Synchronization failure caused by interplay between noise and network heterogeneity
Yasuaki Kobayashi, Hiroshi Kori

TL;DR
This paper explores how noise and network heterogeneity interact to cause synchronization failure in complex oscillator networks, revealing an optimal intermediate coupling range for synchronization.
Contribution
It uncovers the interplay between noise, coupling strength, and heterogeneity as a cause of synchronization failure, and explains the phenomenon through analysis of phase slip behavior.
Findings
Synchronization occurs only within a narrow coupling range.
Strong coupling induces phase slips leading to failure.
Heterogeneity narrows the synchronization window.
Abstract
We investigate synchronization in complex networks of noisy phase oscillators.

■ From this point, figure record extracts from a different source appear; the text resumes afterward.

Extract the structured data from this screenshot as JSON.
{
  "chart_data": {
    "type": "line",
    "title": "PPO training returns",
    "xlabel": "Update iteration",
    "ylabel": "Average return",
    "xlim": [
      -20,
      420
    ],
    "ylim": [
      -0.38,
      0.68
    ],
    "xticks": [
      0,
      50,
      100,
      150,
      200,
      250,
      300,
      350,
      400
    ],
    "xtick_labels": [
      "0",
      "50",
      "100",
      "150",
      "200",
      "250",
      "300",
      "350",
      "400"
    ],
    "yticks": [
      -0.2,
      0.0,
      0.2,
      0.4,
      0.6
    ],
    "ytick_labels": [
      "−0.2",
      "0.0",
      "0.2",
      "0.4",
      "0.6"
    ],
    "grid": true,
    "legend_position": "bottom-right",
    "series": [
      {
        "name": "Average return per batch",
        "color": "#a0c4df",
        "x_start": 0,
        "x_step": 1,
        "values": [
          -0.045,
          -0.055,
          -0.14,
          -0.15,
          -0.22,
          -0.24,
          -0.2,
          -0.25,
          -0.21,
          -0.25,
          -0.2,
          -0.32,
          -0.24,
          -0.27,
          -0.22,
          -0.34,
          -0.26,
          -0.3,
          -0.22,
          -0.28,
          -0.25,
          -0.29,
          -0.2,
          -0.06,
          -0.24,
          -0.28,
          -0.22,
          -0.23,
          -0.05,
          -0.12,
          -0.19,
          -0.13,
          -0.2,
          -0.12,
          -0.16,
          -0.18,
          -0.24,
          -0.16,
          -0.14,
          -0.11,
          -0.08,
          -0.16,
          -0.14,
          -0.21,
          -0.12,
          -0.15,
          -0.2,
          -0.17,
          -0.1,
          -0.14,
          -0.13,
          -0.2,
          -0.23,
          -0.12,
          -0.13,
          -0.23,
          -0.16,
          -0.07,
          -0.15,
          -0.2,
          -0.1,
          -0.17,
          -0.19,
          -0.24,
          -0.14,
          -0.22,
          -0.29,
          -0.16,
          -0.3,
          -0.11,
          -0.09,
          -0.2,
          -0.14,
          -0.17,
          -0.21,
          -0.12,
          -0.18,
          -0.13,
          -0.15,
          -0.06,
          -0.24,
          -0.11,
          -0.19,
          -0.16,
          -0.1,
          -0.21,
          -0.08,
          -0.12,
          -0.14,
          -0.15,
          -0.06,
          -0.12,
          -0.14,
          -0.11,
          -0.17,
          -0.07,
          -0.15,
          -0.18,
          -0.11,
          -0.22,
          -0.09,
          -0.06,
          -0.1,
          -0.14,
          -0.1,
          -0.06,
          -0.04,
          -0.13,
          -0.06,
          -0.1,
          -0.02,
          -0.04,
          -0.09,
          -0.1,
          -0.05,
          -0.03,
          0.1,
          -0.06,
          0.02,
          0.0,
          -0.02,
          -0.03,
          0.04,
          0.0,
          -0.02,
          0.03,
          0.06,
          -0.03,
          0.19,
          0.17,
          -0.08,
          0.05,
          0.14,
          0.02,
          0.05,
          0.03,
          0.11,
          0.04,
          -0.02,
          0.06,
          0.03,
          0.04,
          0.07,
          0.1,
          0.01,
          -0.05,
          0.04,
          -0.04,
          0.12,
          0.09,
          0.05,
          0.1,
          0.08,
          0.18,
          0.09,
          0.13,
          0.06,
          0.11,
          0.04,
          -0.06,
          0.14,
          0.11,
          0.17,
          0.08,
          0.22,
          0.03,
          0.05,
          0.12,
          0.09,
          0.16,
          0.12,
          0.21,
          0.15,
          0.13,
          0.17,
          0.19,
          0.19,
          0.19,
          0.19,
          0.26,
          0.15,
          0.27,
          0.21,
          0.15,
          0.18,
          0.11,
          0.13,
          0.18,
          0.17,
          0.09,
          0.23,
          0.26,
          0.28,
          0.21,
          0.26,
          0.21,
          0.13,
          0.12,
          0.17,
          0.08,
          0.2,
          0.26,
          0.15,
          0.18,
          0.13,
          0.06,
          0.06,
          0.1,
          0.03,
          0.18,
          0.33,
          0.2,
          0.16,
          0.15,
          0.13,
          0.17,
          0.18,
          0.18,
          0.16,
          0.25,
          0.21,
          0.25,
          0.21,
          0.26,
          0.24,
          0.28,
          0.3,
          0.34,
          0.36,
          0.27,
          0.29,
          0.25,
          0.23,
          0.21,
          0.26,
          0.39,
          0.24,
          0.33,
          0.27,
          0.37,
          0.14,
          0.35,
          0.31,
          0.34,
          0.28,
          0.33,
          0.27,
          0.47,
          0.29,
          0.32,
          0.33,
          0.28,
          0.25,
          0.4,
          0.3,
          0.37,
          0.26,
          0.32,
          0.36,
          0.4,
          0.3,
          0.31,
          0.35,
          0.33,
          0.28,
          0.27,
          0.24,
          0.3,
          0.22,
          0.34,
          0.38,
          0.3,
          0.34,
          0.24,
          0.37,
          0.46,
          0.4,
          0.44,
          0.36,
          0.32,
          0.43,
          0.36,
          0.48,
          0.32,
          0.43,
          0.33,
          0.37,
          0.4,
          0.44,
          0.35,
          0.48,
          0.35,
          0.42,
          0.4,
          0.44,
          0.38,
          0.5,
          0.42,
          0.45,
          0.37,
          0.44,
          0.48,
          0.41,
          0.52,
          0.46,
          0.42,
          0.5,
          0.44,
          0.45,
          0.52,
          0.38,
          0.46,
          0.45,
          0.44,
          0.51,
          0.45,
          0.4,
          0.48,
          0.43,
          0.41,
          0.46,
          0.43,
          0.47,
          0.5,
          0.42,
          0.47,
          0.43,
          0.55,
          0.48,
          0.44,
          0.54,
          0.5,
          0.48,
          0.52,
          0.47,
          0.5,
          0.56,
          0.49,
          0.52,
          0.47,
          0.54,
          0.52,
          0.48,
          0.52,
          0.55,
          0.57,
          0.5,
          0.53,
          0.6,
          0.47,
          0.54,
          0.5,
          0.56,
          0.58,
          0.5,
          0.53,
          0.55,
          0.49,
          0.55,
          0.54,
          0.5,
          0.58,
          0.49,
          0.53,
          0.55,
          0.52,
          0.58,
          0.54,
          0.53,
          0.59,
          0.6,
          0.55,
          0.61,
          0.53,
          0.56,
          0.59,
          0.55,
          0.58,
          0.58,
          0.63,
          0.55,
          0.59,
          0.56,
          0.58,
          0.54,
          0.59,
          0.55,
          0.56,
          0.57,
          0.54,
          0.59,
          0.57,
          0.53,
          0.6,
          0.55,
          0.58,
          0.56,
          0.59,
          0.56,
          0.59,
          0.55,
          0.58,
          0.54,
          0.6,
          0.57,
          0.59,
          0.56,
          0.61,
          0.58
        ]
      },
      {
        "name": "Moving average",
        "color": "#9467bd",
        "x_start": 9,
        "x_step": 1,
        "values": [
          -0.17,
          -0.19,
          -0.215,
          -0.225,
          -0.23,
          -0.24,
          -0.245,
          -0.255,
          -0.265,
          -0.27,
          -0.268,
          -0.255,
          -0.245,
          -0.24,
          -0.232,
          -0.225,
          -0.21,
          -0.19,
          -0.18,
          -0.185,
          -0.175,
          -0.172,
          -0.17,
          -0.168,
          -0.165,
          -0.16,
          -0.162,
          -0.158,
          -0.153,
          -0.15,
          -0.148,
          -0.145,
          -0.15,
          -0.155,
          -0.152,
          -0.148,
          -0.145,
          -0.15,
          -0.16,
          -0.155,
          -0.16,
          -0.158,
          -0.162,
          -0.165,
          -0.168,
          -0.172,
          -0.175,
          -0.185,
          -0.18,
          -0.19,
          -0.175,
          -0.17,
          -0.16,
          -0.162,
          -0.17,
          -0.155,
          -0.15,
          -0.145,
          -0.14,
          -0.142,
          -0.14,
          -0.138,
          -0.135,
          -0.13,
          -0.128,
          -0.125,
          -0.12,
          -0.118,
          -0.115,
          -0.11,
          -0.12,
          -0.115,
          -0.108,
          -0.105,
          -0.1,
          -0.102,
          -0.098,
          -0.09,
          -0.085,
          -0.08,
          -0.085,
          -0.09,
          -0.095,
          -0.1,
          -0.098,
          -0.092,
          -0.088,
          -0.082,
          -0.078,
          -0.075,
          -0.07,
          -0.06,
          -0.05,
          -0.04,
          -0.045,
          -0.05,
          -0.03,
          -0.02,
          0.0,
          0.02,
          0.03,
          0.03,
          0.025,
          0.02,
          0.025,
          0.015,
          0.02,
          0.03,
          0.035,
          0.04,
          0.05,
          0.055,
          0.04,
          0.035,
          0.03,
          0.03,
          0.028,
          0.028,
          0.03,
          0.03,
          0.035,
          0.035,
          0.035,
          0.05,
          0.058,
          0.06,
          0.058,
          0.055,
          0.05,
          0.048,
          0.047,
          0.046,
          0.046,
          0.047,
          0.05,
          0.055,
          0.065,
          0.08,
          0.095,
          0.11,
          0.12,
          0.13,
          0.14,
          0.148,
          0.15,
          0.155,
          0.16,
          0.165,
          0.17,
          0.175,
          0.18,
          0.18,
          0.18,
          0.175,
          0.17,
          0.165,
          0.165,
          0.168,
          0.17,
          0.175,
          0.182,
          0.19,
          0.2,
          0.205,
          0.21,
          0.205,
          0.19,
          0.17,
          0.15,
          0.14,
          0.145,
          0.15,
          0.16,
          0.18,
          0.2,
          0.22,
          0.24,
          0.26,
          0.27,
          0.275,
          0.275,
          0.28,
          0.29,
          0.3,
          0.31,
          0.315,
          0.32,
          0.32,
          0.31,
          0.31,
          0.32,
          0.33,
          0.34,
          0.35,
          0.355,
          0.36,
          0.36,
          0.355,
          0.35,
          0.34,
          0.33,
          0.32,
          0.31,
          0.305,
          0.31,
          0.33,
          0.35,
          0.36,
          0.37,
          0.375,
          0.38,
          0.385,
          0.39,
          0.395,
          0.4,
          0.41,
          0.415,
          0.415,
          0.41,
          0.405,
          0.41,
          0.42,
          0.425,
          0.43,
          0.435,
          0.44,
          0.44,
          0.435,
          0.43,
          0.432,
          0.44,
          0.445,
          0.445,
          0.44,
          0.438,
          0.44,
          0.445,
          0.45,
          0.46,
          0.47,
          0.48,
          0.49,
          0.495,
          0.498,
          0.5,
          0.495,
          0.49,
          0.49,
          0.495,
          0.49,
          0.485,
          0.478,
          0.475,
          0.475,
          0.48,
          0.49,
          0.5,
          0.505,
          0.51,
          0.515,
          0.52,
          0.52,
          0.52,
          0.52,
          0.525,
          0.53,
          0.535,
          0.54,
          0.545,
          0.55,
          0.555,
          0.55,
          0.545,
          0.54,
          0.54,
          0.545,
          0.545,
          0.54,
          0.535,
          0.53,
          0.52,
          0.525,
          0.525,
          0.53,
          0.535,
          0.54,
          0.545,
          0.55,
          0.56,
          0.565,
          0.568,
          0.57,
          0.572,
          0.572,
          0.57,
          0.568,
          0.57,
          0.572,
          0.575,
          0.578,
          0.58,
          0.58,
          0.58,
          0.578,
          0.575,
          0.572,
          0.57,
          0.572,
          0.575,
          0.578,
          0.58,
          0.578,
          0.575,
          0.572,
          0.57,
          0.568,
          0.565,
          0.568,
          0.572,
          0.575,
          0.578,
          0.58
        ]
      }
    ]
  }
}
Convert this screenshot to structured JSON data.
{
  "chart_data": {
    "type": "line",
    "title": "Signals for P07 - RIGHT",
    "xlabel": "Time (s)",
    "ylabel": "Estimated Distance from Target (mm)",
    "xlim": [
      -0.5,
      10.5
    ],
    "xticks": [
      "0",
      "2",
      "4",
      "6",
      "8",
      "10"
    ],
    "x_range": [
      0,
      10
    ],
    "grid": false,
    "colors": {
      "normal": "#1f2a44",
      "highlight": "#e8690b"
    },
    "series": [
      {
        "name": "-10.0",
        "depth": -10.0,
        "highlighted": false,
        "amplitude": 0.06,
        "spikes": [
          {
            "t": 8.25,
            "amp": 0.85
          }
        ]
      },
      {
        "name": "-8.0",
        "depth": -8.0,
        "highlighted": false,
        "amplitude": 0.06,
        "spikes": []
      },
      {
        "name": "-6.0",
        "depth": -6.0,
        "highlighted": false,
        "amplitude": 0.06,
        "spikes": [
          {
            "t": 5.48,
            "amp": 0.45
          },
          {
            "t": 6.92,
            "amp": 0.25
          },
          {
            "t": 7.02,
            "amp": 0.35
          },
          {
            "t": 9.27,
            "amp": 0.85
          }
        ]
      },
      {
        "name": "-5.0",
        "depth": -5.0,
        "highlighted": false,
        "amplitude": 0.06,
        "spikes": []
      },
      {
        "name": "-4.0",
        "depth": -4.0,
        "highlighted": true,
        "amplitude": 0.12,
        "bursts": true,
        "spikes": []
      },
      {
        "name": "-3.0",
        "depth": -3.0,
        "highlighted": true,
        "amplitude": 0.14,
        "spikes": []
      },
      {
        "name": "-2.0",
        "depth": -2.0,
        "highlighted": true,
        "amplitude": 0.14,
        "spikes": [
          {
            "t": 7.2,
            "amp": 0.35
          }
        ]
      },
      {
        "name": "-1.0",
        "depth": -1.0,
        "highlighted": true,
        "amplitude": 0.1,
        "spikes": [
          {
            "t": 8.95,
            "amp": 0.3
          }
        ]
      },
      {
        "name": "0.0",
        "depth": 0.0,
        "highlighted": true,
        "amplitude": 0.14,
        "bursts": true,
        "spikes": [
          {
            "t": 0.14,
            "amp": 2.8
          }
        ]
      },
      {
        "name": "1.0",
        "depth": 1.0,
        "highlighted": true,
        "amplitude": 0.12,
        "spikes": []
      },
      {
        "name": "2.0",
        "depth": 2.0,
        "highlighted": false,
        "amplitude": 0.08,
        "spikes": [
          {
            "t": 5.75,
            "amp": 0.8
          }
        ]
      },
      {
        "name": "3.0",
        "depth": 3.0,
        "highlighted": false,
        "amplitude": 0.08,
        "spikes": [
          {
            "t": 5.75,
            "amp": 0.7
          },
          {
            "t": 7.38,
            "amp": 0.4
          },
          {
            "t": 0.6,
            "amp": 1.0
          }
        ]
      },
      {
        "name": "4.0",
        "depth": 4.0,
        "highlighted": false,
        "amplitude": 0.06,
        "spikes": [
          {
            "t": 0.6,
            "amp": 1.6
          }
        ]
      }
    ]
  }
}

We find that, while too weak a coupling is not sufficient for the whole system to synchronize, too strong a coupling induces a nontrivial type of phase slip among oscillators, resulting in synchronization failure. Thus, an intermediate coupling range for synchronization exists, which becomes narrower when the network is more heterogeneous. Analyses of two noisy oscillators reveal that nontrivial phase slip is a generic phenomenon when noise is present and coupling is strong. Therefore, the low synchronizability of heterogeneous networks can be understood as a result of the difference in effective coupling strength among oscillators with different degrees; oscillators with high degrees tend to undergo phase slip while those with low degrees have weak coupling strengths that are insufficient for synchronization.